India, Japan ties on infra development offer opportunities for Singapore cos
The Dollar Business Bureau
India and Japan have come together in a major way for developing strategic and civilian infrastructure in Andaman & Nicobar Islands and abroad that can distinctively benefit Singapore, said a leading Indian researcher.
Rupakjyoti Borah, visiting research fellow at National University of Singapore (NUS), said that India-Japan partnership offers business opportunities to Singapore’s infrastructure companies that are ‘too good to miss’.
He further said Singaporean companies could collaborate with firms in India and Japan, not just for building, but also maintaining the infrastructure projects.

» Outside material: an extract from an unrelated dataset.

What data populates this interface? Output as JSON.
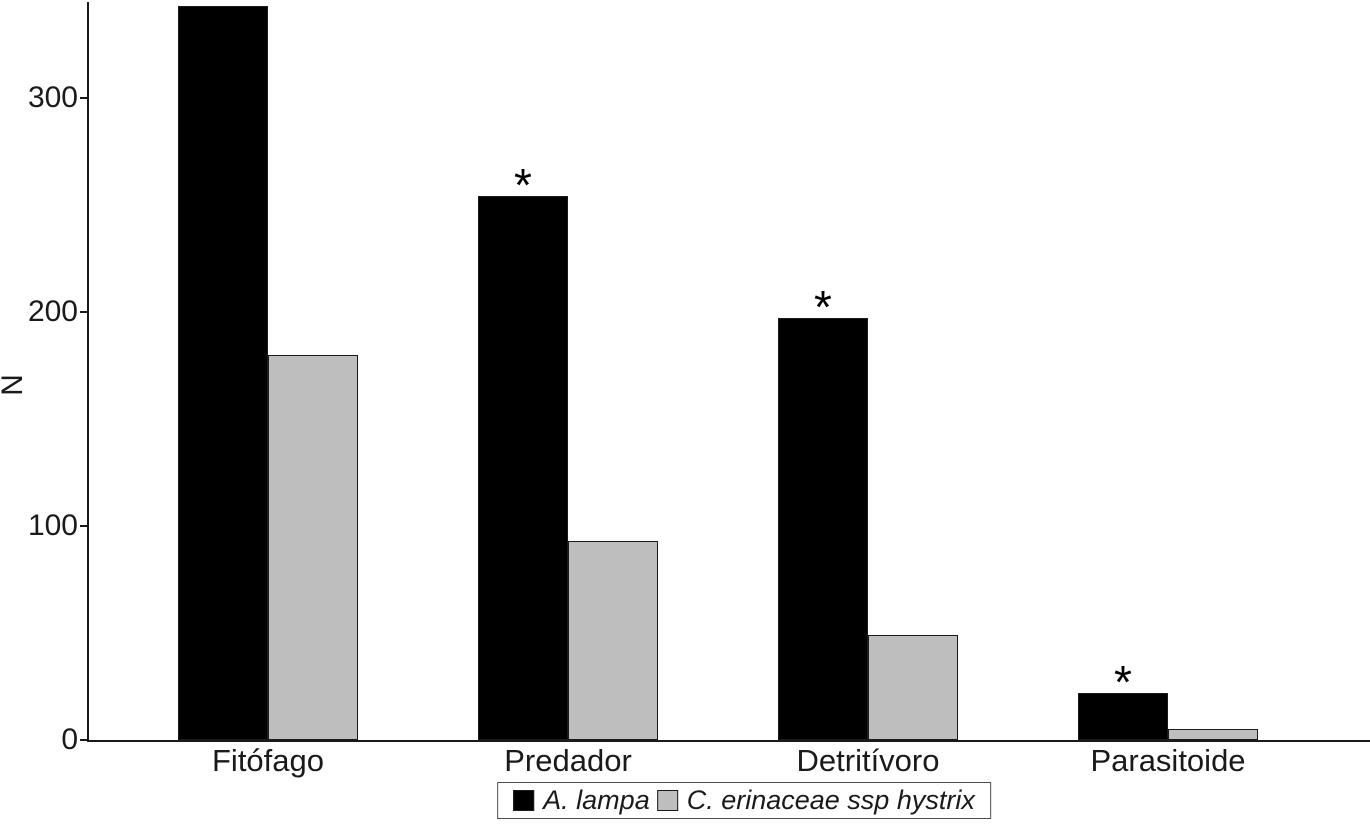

“A notable area could be the port (sector) as Singapore has rich expertise in this area,” Borah said, while speaking at the Institute of South Asian Studies in Singapore.
Borah further said that being a major energy importer, Japan is looking at enhancing relations with Iran and in the aftermath of nuclear disaster at the Fukushima Daiichi nuclear power station in 2011, Tokyo has had to reduce its production of nuclear energy.
In addition, India and Japan have agreed to collaborate on developing civilian infrastructure in Andaman and Nicobar Islands, which is situated very near to the Straits of Malacca, a congested point, said Borah.
Likewise, there are also opportunities for cooperation between these two nations in other countries such as Myanmar, he said.
Japan has been proactively supporting India in its infrastructure development. “India has been the largest recipient of Japan’s Official Development Assistance (ODA) since 2003-04,” he added.
India’s Delhi Metro project is an example of ODA from Japan. In addition, Japan has contributed financially for Western Dedicated Freight Corridor (DFC) project and Delhi-Mumbai Industrial Corridor (DMIC), which passes through seven states of India, is one of the largest infrastructure projects in the world.
“This was one of the ways in which Japan thanked India for contributing to its economic recovery after the devastation caused by the World War II, by supplying much-needed iron ore," Borah said.
He also cited the example of Chennai-Bangalore Industrial Corridor (CBIC), which is aimed at increasing trade between South India and the Southeast Asia, is also financially supported by Japan.
A deal has also been signed by India with Japan to launch bullet trains between Ahmedabad and Mumbai, Borah said, mentioning that for this project, Tokyo has provided a loan of about $12 billion at a very reasonable interest rate.
Japan has also earmarked about 96 billion yen ($845 million) as loan for the development of roadways in the northeast region of India.
During the visit of Prime Minister Narendra Modi to Tokyo in 2014, Japan had agreed to offer 3.5 trillion yen as assistance to New Delhi over the coming five years.
India has created a ‘Japan Plus’ office in the Ministry of Commerce and Industry to look into problems faced by Japanese firms in India.